2022 T1 W3

Fundamental Analysis

  • The AUD has rallied from 0.7261 on 28 February to 0.7374 against the USD over the past week due to higher commodity prices and the fact that Australia is a big exporter of metals. It is somewhat surprising that the AUD has performed well amidst the Ukraine-Russia conflict given that it is a risk-on currency that should theoretically not fair too well in times of uncertainty, compared to the safe haven USD. However, rising commodity prices, as well as Australia’s trade surplus for January being well above expectations, rising to $12.9 billion (almost a record high) from $8.4 billion, has provided great strength to the Aussie.  
  • Another factor working in favour of the Aussie is Western Australia having reopened its borders to vaccinated travellers on 3 March, meaning that the entire country is now open to vaccinated tourists and foreign workers. However, Non-farm payroll data was released on 4 March, indicating that the US added 678,000 jobs to the economy in February, versus an expectation of 400,000. This could see the USD appreciate against the AUD in the short-term if the effects of this data still need to be priced in. It will be interesting to see whether the Ukraine-Russia conflict intensifies, and whether commodities continue to rise, as an escalation in the conflict without a rise in commodity prices may lead to a fall in the AUD/USD as investors go back to USD safe haven asset. 
  • The EUR has had a rough week against the USD, falling to 1.0930 – the lowest in almost 2 years. While the Euro was showing strength in early February, it has now plummeted with the escalating conflict between Russia and Ukraine. There are even fears that the Euro may sink to parity with the USD in 2022. The Euro has been one of the worst performing currencies amidst the Ukraine-Russia conflict, falling by 4.7% against the USD in the past month.  

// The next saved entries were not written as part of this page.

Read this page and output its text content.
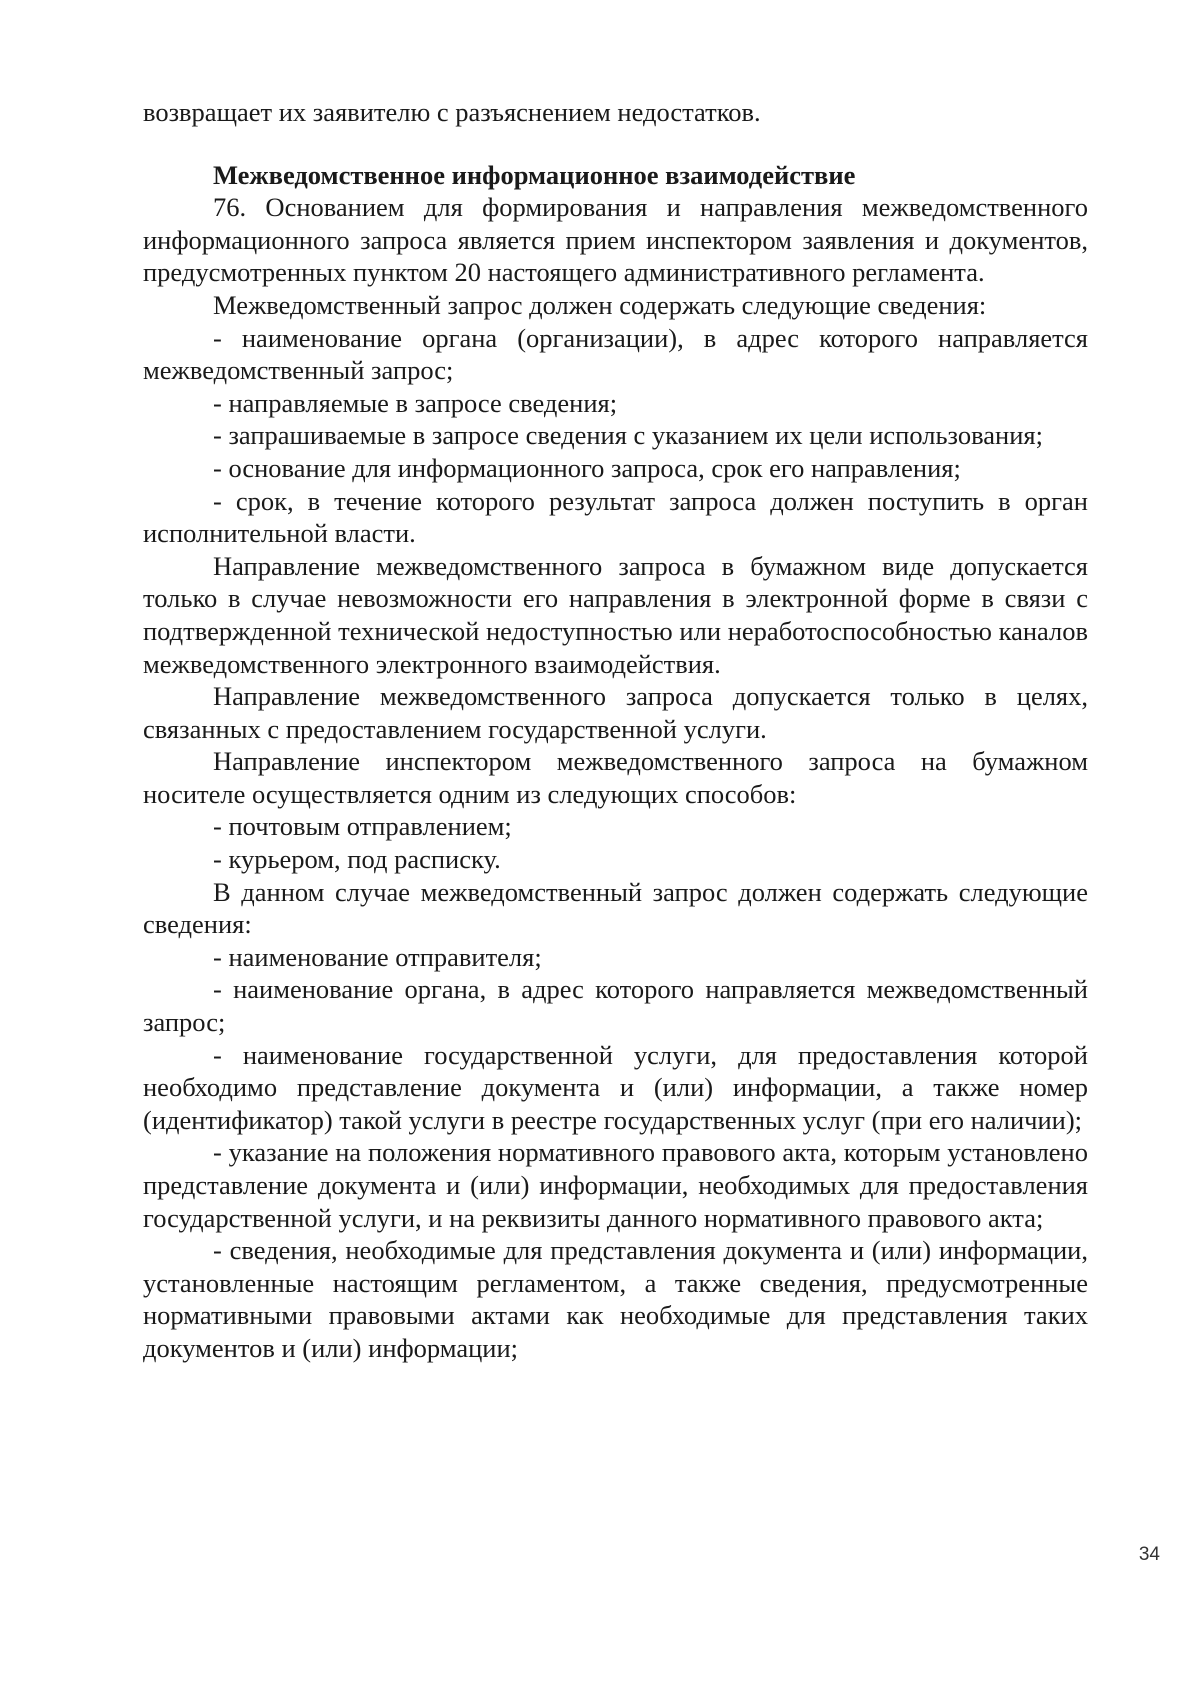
возвращает их заявителю с разъяснением недостатков.

Межведомственное информационное взаимодействие

76. Основанием для формирования и направления межведомственного информационного запроса является прием инспектором заявления и документов, предусмотренных пунктом 20 настоящего административного регламента.

Межведомственный запрос должен содержать следующие сведения:

- наименование органа (организации), в адрес которого направляется межведомственный запрос;

- направляемые в запросе сведения;

- запрашиваемые в запросе сведения с указанием их цели использования;

- основание для информационного запроса, срок его направления;

- срок, в течение которого результат запроса должен поступить в орган исполнительной власти.

Направление межведомственного запроса в бумажном виде допускается только в случае невозможности его направления в электронной форме в связи с подтвержденной технической недоступностью или неработоспособностью каналов межведомственного электронного взаимодействия.

Направление межведомственного запроса допускается только в целях, связанных с предоставлением государственной услуги.

Направление инспектором межведомственного запроса на бумажном носителе осуществляется одним из следующих способов:

- почтовым отправлением;

- курьером, под расписку.

В данном случае межведомственный запрос должен содержать следующие сведения:

- наименование отправителя;

- наименование органа, в адрес которого направляется межведомственный запрос;

- наименование государственной услуги, для предоставления которой необходимо представление документа и (или) информации, а также номер (идентификатор) такой услуги в реестре государственных услуг (при его наличии);

- указание на положения нормативного правового акта, которым установлено представление документа и (или) информации, необходимых для предоставления государственной услуги, и на реквизиты данного нормативного правового акта;

- сведения, необходимые для представления документа и (или) информации, установленные настоящим регламентом, а также сведения, предусмотренные нормативными правовыми актами как необходимые для представления таких документов и (или) информации;

34
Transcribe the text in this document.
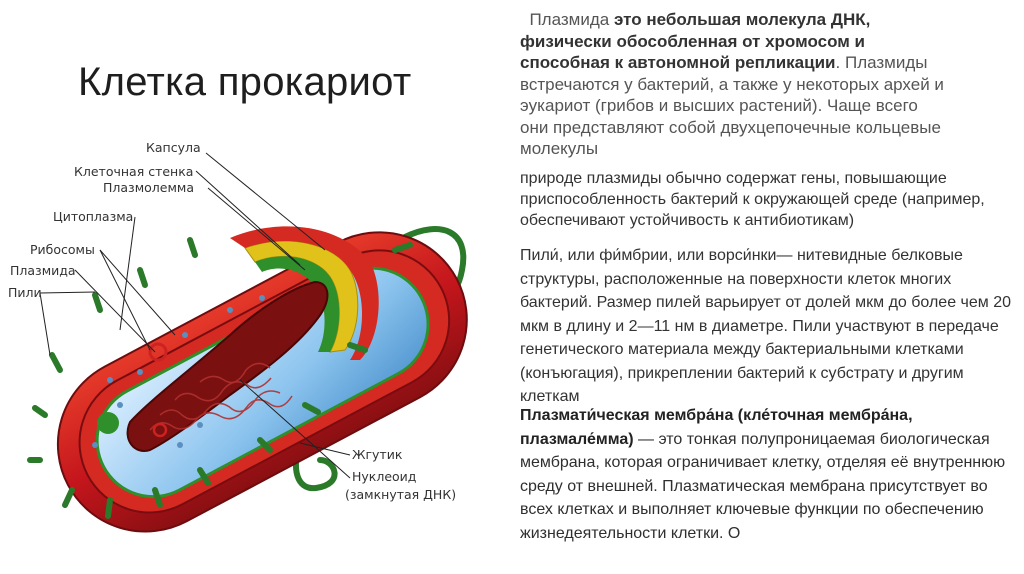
Клетка прокариот
Капсула
Клеточная стенка
Плазмолемма
Цитоплазма
Рибосомы
Плазмида
Пили
Жгутик
Нуклеоид
(замкнутая ДНК)
Плазмида это небольшая молекула ДНК, физически обособленная от хромосом и способная к автономной репликации. Плазмиды встречаются у бактерий, а также у некоторых архей и эукариот (грибов и высших растений). Чаще всего они представляют собой двухцепочечные кольцевые молекулы
природе плазмиды обычно содержат гены, повышающие приспособленность бактерий к окружающей среде (например, обеспечивают устойчивость к антибиотикам)
Пили́, или фи́мбрии, или ворси́нки— нитевидные белковые структуры, расположенные на поверхности клеток многих бактерий. Размер пилей варьирует от долей мкм до более чем 20 мкм в длину и 2—11 нм в диаметре. Пили участвуют в передаче генетического материала между бактериальными клетками (конъюгация), прикреплении бактерий к субстрату и другим клеткам
Плазмати́ческая мембра́на (кле́точная мембра́на, плазмале́мма) — это тонкая полупроницаемая биологическая мембрана, которая ограничивает клетку, отделяя её внутреннюю среду от внешней. Плазматическая мембрана присутствует во всех клетках и выполняет ключевые функции по обеспечению жизнедеятельности клетки. О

  • However, there is another growing pain that the Euro has to contend with. Since the Ukraine-Russia conflict is slowing the pandemic recovery in Europe, the ECB has been more dovish in its monetary policy compared to the Federal Reserve, which is now seeking a 25-basis rate hike over the next month. This has further hurt the EUR against the USD as investors seek higher rates. The Euro has also suffered from recent interventions by the Czech and Polish central banks to prop up their currencies. 


  • The AUD has risen rapidly against the USD over the past week, breaking past the 0.7280 resistance level to close at 0.7374 on 4 March. It has also broken through the clear ascending channel prevalent throughout February, indicating that there are likely to have been fundamental forces at play to help prop up the AUD. As discussed earlier, the spike in price is likely due to the quick rise in commodity prices. On 25 February, the 14-day EMA crossed above the 52-day EMA, giving a small indication of an upward trend. The next event to look out for is the possible cross of the 14-day EMA above the 200-day EMA as this will provide further evidence of a bull market. 

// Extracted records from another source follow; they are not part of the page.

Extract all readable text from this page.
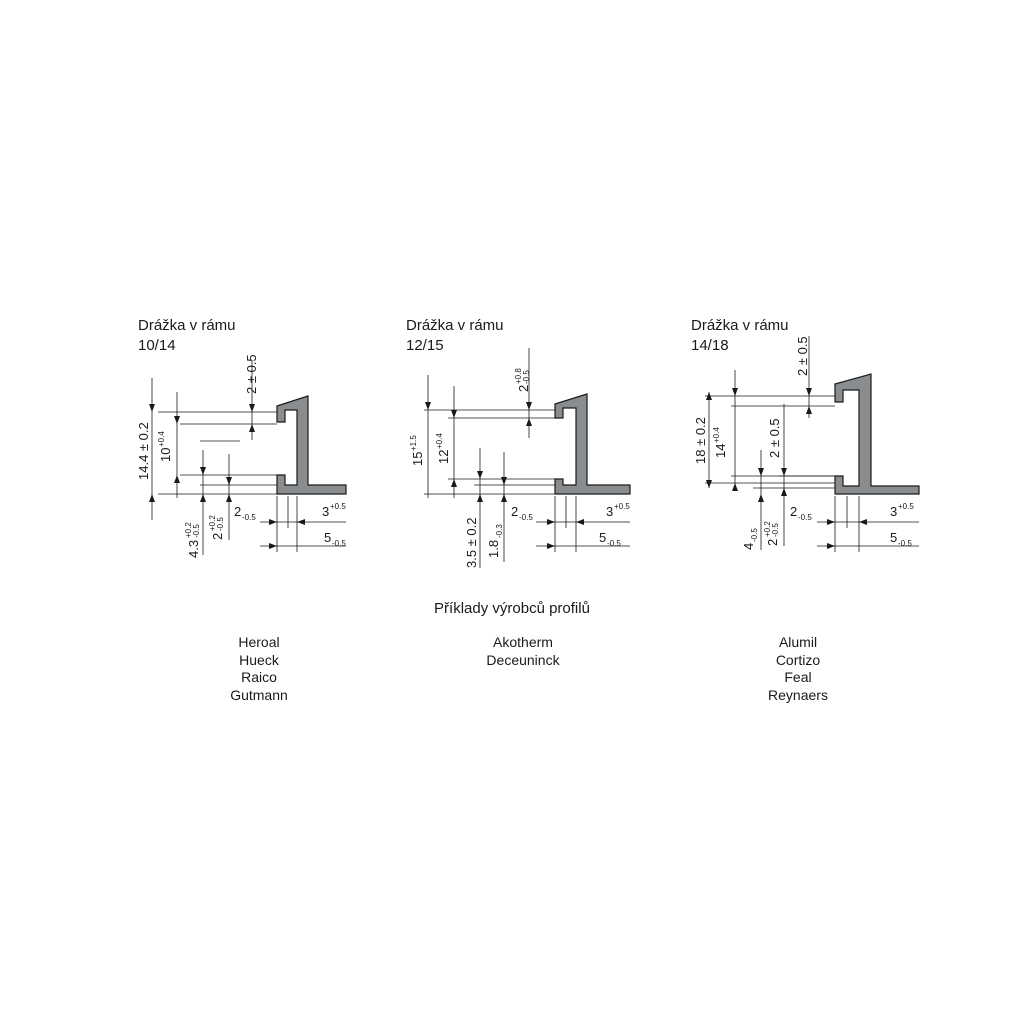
Drážka v rámu
10/14
2 ± 0.5
14.4 ± 0.2 10
+0.4
4.3
+0.2 -0.5 2
+0.2 -0.5
2 -0.5	3 +0.5
5 -0.5
Drážka v rámu
12/15
2
+0.8 -0.5
15
+1.5
12
+0.4
3.5 ± 0.2 1.8
-0.3
2 -0.5	3 +0.5
5 -0.5
Drážka v rámu
14/18	2 ± 0.5
18 ± 0.2 14
+0.4	2 ± 0.5
4
-0.5
2
+0.2 -0.5
2 -0.5	3 +0.5
5 -0.5
Příklady výrobců profilů
Heroal
Hueck
Raico
Gutmann
Akotherm
Deceuninck
Alumil
Cortizo
Feal
Reynaers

  • The MACD line has continued to travel well above the signal line, with the distance between the two only having increased over the past week. This is another indication of positive momentum for the pair. On the other hand, the RSI currently posts a reading of 68.22, meaning that it is nearing the RSI 70 ‘overbought’ territory. It will be interesting to see if the RSI rises above 70 over the next week as it may just provide a sell signal to end the AUD’s rally. 
  • The Euro has suffered a heavy decline over the past week to fall to 1.0930 to close out the week and nearing ever closer to the 1.0773 2-year support level. When observing the EMAs, it can be seen that the 14-day EMA has fallen rapidly, reflecting the heavy selling this week. The 52-day and 200-day EMAs have also shown marked declines recently. However, no crosses in the opposite direction appear imminent from the EMAs alone, so there may simply be a continued decline in the Euro. 
  • The MACD has continued to fall well below the signal line over the past week, giving further indications of bearish momentum for the pair. The RSI is currently at 25.54, meaning it is well into ‘oversold’ territory and currently providing a buy signal. However, this signal should be treated with caution given the fundamental forces at play. The Ukraine-Russia crisis is the source of much of the volatility in the Euro, so one should make sure they have considered the heavy geopolitical risks that come with taking a position in the Euro.